GNOME Bugzilla – Bug 167308
different handling of broken references to Sheets
Last modified: 2008-09-20 15:49:02 UTC
Version details: 1.4.2-2 Debian/Sarge 1) copy&paste between workbooks Source: =Sheet4!A1&"foo" Result: ="Sheet4!A1&\"foo\"" 2) remove Sheet4 Source: =Sheet4!A1&"foo" Result: =#REF!&"foo" 3) enter wrong reference via keyboard Enter: =Sheet4!A1 Result: '=Sheet4!A1 In all 3 cases I would expect the *same* result. E.g. OO results in #REF! in all of these cases. I am not sure, which result is the best solution. Result: '=Sheet4!A1 would be easy to find/replace.
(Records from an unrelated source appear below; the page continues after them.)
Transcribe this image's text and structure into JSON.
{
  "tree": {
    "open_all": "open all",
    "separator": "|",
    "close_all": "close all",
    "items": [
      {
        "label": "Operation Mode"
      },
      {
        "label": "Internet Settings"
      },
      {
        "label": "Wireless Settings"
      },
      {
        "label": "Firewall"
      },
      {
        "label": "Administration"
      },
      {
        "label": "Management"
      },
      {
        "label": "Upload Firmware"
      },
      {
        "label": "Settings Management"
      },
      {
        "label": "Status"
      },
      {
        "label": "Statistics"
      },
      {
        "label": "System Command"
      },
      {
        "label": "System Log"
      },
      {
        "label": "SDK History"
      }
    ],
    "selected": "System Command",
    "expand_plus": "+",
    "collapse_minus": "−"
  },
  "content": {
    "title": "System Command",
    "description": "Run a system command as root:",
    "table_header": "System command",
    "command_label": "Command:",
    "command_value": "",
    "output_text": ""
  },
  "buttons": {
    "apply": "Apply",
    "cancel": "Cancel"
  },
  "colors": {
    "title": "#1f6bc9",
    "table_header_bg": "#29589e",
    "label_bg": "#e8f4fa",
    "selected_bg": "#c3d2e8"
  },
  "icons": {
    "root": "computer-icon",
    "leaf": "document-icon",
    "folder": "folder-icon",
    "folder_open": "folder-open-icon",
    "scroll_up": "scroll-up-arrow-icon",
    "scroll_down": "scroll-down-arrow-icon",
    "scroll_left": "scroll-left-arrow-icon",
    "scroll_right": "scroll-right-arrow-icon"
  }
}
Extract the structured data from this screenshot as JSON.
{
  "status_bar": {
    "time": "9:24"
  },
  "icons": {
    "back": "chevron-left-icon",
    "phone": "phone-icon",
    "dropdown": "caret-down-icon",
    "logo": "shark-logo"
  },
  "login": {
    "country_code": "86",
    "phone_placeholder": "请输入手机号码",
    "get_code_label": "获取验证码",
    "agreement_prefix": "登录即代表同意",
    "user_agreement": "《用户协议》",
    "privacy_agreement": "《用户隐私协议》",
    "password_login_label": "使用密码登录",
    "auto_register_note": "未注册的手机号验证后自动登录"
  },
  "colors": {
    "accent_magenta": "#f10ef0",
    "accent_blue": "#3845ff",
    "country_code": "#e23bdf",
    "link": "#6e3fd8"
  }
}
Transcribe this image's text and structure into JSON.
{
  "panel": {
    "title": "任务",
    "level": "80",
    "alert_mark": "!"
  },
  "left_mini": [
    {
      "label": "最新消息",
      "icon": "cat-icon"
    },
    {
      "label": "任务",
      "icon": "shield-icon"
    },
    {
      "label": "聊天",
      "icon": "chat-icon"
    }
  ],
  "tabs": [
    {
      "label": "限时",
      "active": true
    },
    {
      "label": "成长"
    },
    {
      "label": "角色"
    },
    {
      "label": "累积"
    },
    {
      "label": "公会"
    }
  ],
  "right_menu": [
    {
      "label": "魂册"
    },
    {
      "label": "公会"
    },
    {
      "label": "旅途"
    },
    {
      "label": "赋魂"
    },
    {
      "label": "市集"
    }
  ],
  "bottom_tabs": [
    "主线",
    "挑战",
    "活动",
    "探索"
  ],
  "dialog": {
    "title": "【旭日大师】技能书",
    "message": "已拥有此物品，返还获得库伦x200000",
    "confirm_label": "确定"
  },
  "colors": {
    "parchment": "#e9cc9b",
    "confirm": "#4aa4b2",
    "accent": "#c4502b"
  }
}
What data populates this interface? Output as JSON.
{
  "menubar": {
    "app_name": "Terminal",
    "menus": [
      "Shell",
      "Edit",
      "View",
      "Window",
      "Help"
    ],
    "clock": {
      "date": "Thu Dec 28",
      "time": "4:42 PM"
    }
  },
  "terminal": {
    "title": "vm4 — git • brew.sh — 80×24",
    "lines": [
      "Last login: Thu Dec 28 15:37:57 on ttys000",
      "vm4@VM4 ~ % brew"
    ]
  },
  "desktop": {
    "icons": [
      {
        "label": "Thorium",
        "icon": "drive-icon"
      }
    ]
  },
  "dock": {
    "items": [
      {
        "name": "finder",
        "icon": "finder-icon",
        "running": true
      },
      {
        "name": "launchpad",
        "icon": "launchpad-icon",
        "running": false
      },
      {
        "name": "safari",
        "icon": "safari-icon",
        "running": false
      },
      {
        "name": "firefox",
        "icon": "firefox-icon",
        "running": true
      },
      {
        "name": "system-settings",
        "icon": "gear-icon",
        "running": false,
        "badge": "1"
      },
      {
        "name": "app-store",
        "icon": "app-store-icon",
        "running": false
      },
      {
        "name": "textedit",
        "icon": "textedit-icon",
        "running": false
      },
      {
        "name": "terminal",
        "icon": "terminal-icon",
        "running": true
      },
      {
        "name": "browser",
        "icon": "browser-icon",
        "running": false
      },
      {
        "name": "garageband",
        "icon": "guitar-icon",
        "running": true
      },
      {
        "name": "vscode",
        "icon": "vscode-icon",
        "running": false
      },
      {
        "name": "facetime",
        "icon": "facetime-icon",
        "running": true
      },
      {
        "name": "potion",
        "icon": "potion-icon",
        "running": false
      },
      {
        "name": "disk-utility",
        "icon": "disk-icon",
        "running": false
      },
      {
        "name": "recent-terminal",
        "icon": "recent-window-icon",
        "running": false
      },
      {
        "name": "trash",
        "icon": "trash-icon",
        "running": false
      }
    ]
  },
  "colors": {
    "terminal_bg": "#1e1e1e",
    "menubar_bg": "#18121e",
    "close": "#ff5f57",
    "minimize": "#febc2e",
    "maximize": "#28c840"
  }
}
The description of (3) isn't quite accurate: you are given a choice of re-editing the unparsable formula for getting a string. I don't see any situation where you would want to correct a number of these using find/replace; The GUI handling of this situation is different and the difference is *good*: we want to catch typos right away. I don't see anything wrong with (2) giving a different result. We are constrained by having to produce a #REF result, so we cannot use a string. (We could, perhaps, use a special function call like REFERR("sheet4!a1") that ignores its argument and returns #REF!. Interestingly, INDIRECT could be used.) Thus, as far as consistency goes, I see no problem whatsoever. For reference, here's what XL does: 1. =[Book4]Sheet4#REF! 2. =#REF!a1. 3. Queries for a file to open, presumably looking for Sheet4. If cancelled, it actually lets the =Sheet4!a1 stand and it results in #REF!. (3) looks weird, but at least allows one to correct a sheet name typo easily. If OO simply turns it into #REF, that is not at all helpful.
Changing priority/severity to low/minor
As Morten pointed out there is no consistency problem. Yes #2 could have asny numbber of possible other solutions but it is not clear that any one of them is really better. (With sheet 4 deleted it really doesn't matter anymore where exactly the reference pointed to!)